Edison Research veröffentlichte eine Nachwahlbefragung, wonach González 65 Prozent der Stimmen erhielt, gegenüber 31 Prozent für Maduro. Das Unternehmen führt vielbeachtete Wahlumfragen in den USA und anderen Ländern durch. «Die offiziellen Resultate sind lächerlich», sagte Edison-Vizepräsident Rob Farbman in einer E-Mail an Reuters und erklärte, man stehe zu den Ergebnissen der Befragung. Edisons Befragung wurde landesweit durchgeführt, mit vorläufigen Daten von 6'846 Wählenden, die an 100 Wahllokalen befragt wurden.

Das venezolanische Unternehmen Meganalisis veröffentlichte ebenfalls eine Nachwahlbefragung und prognostizierte 65 Prozent der Stimmen für González und knapp 14 Prozent für Maduro.

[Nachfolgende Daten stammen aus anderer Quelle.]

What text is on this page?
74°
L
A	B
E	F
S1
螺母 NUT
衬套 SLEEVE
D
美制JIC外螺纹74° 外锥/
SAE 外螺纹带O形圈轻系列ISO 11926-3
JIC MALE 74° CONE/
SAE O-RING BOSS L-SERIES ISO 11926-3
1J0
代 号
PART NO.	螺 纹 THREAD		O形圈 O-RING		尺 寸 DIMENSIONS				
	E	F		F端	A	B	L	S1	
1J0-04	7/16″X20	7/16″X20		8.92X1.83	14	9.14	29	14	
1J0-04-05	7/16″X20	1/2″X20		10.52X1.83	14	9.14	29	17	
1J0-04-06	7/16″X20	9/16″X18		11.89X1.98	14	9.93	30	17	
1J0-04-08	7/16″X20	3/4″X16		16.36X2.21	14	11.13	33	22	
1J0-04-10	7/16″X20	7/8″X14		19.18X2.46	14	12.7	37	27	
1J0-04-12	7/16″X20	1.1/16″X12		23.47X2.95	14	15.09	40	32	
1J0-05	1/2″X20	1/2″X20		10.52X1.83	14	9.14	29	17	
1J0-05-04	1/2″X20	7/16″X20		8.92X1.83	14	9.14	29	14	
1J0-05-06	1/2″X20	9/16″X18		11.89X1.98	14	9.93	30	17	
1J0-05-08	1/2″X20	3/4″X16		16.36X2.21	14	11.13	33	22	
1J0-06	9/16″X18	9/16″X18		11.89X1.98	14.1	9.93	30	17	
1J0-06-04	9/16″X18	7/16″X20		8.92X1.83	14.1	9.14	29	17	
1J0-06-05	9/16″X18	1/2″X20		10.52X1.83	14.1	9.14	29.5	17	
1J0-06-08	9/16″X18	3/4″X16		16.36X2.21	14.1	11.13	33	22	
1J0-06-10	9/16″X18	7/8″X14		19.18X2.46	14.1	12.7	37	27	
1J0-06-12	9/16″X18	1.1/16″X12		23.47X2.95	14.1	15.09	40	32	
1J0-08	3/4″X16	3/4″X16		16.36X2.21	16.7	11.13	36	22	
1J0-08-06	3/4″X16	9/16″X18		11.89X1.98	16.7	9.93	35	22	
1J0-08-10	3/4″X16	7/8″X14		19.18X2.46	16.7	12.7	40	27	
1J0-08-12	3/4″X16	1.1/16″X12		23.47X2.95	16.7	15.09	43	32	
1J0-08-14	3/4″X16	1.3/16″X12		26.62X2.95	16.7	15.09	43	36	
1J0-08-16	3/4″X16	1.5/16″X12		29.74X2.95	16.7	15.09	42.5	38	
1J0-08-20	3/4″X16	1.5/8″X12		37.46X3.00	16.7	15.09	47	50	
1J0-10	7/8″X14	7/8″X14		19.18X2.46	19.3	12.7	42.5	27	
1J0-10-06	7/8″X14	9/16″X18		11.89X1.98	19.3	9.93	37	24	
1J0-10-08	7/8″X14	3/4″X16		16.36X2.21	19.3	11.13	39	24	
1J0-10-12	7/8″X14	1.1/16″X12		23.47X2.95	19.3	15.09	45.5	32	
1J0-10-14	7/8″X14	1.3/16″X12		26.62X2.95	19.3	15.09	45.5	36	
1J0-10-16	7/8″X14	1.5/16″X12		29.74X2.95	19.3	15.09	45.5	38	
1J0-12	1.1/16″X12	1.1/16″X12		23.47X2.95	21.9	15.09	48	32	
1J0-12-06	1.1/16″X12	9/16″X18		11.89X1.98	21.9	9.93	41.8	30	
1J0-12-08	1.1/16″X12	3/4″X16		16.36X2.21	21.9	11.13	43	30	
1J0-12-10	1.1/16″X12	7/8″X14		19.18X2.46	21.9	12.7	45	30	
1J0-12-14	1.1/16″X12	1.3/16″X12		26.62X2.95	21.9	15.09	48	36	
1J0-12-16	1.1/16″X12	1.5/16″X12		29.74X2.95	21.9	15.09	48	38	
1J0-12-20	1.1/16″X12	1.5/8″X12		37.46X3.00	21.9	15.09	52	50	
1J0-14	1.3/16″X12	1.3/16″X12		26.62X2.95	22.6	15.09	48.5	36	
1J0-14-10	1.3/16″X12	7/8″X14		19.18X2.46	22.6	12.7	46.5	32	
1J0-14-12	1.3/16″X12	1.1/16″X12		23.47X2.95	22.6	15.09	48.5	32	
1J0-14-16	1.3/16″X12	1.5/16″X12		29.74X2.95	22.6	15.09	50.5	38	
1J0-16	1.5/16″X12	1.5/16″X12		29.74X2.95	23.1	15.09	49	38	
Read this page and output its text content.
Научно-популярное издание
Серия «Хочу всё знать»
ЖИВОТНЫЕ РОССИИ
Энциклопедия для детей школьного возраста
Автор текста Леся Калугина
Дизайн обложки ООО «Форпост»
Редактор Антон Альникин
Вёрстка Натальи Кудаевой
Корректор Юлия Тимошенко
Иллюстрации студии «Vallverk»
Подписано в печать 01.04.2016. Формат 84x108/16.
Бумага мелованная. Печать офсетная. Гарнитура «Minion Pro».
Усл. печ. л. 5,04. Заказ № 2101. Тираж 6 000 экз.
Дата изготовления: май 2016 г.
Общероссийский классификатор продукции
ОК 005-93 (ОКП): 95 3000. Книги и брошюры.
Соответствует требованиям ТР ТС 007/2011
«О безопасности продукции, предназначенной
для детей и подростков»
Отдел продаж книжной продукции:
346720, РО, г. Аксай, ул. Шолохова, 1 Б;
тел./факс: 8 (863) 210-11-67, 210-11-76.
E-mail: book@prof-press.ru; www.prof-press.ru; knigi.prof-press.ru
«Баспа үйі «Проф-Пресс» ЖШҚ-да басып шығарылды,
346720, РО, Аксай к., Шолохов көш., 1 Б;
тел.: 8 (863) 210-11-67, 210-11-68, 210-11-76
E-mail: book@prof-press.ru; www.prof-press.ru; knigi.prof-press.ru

Hacking ist mit grösster Wahrscheinlichkeit kein Faktor

Die Wahlbehörde CNE behauptet, sie sei gehackt worden und habe deshalb keine Resultate veröffentlicht. Das ist aus folgenden Gründen nicht glaubwürdig:

  • Die CNE hat keinerlei Beweise für diese Behauptung vorgelegt.
  • Das Wahlnetzwerk ist gar nicht mit dem Internet verbunden. Der stellvertretende Missionschef des Carter Center in Venezuela, Patricio Ballados, sagte: «Ein Angriff über das Internet wäre praktisch unmöglich, weil es für die Übermittlung der CNE-Daten ausschliesslich spezielle Kanäle gab, welche die Behörde wenige Tage vor der Wahl als eine der Sicherheitsvorkehrungen und eine der grössten Stärken des Systems präsentiert hatte.» (eigene Übersetzung)
  • Es gäbe einen vollständig analogen Weg, ein Resultat zu belegen: die einzelnen Papierstimmzettel in den Urnen oder die physischen «actas» der Maschinen.
  • Es gibt technische Hinweise darauf, dass das Regime selbst die CNE-Website abgeschaltet hat.
  • Venezuelas «Generalstaatsanwalt» Tarek Saab behauptete ursprünglich, der Angriff sei von Nordmazedonien ausgegangen. Nordmazedonien erklärte, die venezolanischen Behörden hätten keine Beweise vorgelegt und keine Rechtshilfe beantragt, wie Radio Free Europe berichtete. Später änderte Saab die Geschichte und sprach von einem Hacker namens Astra. Eine Person, die behauptet, Astra zu sein, gab Publimetro ein Interview und erklärte, sie habe die CNE tatsächlich gehackt, aber nicht in die Abstimmung eingegriffen, sondern Beweise für den Betrug gesammelt. (Ich weiss nicht recht, was ich von dem Interview halten soll.)

Fussnoten

  1. Aus technischer Sicht besteht das Problem darin, dass hier ein «symmetrisches» Verschlüsselungsverfahren verwendet wird (HMAC-SHA256). Besser wäre ein asymmetrisches Verfahren wie RSA, damit die Gültigkeit der «actas» unabhängig überprüft werden könnte. Das wäre vergleichbar mit den SSL-Zertifikaten, mit denen Webserver ihre Identität nachweisen.